This book was…not good. The characters were woefully underdeveloped. It took a third of the book before I could tell the four girls apart. We get little shadow references to their lives before college, sprinkled into the story in such a way that the reader is always expecting big reveals that will explain why the characters act the way they do, especially Tess, the up-tight, conservative work-a-holic of the crew. Caroline is the beautiful, rich one that everyone adores, Evie is the farm girl whose boy-crazy but has a fellow at home, and Merritt is the steadfast friend with an open mind. None of them feel real. We get even less about Alice Campbell, whose only personality trait is that she was brave enough to leave her husband in the 1950s and she likes feminist literature. She also seems overly interested in molding these young minds in her book club and trying to “figure out” each of the girls.

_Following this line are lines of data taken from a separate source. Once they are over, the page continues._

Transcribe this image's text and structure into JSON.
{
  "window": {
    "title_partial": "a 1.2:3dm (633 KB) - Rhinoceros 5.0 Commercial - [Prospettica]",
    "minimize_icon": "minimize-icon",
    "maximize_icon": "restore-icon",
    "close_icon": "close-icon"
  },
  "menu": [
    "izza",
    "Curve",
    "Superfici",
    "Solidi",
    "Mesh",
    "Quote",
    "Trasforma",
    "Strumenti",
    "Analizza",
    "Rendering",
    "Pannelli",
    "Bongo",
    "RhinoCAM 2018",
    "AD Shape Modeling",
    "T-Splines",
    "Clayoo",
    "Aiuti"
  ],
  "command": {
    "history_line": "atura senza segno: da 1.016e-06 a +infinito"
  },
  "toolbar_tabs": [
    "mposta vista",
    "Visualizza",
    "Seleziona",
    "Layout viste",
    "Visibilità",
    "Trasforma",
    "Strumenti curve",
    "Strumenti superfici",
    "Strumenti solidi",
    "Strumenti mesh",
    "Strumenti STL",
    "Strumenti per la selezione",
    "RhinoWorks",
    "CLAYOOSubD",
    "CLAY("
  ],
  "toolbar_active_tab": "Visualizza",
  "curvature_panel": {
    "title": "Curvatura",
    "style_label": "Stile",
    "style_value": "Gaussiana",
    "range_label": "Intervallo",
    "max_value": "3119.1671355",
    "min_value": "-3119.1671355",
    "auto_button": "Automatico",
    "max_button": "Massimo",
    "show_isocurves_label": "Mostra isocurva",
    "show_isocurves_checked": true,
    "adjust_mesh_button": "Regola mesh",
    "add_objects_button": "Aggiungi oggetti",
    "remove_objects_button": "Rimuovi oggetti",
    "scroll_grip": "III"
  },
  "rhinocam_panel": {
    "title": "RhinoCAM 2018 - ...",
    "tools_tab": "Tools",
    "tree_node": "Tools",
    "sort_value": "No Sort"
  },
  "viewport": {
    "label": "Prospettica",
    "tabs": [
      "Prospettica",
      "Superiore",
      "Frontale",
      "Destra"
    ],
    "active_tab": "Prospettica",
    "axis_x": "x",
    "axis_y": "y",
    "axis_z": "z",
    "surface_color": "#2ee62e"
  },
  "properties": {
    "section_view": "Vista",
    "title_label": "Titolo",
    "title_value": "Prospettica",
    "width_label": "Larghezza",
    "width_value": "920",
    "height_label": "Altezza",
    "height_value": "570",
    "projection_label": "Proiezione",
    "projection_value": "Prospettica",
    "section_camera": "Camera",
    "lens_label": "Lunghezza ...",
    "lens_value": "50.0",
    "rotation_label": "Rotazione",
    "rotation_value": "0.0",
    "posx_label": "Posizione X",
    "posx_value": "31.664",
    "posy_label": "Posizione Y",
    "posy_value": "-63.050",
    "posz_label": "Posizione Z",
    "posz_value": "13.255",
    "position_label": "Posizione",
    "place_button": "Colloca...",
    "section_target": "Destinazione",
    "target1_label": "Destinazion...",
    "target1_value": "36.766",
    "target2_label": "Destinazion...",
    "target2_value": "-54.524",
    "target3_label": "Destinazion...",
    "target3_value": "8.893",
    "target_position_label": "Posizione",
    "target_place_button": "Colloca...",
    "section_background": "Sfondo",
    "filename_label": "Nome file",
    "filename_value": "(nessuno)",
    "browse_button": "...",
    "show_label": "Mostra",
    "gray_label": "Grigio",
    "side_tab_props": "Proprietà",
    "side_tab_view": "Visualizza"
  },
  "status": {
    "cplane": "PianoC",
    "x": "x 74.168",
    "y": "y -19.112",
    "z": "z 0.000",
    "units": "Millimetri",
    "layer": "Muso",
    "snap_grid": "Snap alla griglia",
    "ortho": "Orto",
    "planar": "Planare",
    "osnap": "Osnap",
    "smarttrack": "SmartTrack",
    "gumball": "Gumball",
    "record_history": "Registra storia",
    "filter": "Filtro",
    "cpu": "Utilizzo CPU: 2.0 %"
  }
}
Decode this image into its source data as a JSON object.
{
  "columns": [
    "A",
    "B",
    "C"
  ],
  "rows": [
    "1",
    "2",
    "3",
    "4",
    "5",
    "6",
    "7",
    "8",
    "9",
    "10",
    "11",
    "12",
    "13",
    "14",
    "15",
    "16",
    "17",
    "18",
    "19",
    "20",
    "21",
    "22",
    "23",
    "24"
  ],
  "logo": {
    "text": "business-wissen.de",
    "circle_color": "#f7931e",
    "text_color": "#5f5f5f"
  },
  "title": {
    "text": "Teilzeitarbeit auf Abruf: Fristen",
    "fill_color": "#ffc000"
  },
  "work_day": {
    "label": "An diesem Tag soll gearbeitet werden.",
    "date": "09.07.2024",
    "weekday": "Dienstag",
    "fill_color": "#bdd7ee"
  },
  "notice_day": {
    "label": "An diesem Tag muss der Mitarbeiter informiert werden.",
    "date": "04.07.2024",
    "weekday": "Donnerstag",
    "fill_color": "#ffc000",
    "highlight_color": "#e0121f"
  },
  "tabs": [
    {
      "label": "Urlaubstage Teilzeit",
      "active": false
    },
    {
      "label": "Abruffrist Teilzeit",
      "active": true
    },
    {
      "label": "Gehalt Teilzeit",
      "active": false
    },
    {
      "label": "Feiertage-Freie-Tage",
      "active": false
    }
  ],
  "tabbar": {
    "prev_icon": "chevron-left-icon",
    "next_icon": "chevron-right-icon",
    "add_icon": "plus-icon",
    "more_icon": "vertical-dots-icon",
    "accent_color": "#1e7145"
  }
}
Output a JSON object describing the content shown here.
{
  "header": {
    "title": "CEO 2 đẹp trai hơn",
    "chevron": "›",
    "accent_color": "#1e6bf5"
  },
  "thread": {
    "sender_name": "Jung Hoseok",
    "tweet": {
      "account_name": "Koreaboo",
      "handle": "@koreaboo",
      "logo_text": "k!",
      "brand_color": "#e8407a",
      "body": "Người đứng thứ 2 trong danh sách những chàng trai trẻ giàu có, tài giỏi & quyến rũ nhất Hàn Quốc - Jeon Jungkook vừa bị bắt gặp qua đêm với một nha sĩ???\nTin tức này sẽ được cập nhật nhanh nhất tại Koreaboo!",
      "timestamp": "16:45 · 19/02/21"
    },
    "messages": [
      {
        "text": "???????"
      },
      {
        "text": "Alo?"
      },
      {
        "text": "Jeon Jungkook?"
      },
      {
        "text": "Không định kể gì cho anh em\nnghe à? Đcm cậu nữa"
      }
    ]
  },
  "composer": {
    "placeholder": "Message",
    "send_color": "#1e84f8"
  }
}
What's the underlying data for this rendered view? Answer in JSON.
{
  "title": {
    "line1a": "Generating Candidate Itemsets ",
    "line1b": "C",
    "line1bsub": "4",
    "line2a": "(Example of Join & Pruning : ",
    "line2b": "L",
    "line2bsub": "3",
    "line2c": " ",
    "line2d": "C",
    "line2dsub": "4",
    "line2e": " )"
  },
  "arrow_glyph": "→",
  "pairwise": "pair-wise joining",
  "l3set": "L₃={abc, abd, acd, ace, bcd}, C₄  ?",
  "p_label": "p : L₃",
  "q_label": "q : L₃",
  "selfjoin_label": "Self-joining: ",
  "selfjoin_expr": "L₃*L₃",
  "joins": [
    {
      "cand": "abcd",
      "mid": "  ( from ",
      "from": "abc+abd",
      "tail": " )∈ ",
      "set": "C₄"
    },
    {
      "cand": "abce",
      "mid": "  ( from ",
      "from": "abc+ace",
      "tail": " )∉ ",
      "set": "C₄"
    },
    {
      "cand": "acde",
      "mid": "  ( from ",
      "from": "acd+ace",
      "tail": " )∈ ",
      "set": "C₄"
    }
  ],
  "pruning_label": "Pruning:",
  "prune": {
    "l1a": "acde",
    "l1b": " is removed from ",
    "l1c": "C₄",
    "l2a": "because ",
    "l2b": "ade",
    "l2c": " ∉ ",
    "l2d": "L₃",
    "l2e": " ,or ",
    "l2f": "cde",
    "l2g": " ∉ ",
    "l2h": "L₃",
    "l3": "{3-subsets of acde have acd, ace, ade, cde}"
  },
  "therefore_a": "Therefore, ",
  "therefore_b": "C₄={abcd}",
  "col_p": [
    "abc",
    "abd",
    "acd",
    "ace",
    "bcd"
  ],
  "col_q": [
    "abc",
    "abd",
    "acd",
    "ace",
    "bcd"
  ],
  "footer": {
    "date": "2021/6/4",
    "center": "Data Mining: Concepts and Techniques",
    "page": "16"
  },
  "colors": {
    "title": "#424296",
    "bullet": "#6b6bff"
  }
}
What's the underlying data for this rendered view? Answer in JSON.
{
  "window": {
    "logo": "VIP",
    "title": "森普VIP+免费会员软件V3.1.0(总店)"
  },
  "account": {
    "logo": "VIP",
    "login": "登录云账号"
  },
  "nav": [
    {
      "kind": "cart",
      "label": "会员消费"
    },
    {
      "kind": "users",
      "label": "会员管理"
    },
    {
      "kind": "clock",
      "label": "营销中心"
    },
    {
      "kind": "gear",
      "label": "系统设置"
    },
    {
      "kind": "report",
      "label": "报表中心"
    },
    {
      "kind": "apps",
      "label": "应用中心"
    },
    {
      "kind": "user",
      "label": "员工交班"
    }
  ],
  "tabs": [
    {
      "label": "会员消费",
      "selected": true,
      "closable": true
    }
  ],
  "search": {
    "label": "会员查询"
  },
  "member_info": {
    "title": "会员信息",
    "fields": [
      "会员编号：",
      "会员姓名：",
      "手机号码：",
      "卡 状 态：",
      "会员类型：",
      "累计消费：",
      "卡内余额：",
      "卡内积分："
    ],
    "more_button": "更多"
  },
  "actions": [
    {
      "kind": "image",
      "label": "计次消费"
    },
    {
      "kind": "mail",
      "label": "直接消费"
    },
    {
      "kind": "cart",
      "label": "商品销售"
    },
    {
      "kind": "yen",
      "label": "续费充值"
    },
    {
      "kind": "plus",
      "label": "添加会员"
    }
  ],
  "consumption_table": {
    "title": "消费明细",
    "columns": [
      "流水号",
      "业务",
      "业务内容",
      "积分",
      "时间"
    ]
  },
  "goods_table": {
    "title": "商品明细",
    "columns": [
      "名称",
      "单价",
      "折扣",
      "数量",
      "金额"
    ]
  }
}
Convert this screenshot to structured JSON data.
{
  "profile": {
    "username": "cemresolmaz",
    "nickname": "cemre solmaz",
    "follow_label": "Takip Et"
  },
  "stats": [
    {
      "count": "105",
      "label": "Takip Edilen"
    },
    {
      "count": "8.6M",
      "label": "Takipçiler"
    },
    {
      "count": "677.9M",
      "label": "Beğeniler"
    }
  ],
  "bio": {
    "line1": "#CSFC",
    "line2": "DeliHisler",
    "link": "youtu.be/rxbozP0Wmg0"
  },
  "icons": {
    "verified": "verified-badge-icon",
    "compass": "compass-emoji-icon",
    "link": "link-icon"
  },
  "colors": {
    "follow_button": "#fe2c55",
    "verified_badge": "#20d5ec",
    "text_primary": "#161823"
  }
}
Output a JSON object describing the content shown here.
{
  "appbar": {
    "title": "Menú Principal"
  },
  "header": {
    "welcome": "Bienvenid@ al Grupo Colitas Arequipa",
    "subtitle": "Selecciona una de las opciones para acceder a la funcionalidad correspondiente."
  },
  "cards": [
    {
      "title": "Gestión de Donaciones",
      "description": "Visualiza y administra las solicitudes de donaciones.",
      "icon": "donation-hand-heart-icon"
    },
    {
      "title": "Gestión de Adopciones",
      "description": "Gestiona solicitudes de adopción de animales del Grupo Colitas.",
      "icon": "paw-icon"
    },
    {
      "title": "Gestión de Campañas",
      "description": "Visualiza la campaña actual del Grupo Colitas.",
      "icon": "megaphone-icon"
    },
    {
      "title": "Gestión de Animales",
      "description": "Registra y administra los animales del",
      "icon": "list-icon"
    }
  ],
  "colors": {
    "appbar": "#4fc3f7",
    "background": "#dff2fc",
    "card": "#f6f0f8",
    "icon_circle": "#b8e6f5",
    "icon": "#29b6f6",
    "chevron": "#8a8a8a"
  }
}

Question…why did no one else ever join the book club? Did she just stop advertising it when the four girls joined? In all of Cambridge there was no one else interested? The book club meetings themselves seem to just be a vehicle for the girls learning clichéd lessons about the struggles of being a woman in a man’s world.

The tragedy that strikes one of the characters is absolutely awful…and then becomes more and more awful. Not to say it’s never happened to anyone before, but did the author really have to pile it on like that? And then as we near the end something completely ridiculous happens that just really makes the whole situation implausible and far-fetched.

I’m sorry to write such a negative review. I did enjoy the atmosphere of Cambridge, Harvard, and Radcliffe throughout a year. It brought me back to my college days to read about the girls wandering in and out of one another’s dorm rooms. Over all, this book struggled in its pacing, lacked in character development, and had a plot that made me alternately roll my eyes and and want to throw the book across the room.

Thank you to NetGalley and Sourcebooks Landmark for the ARC.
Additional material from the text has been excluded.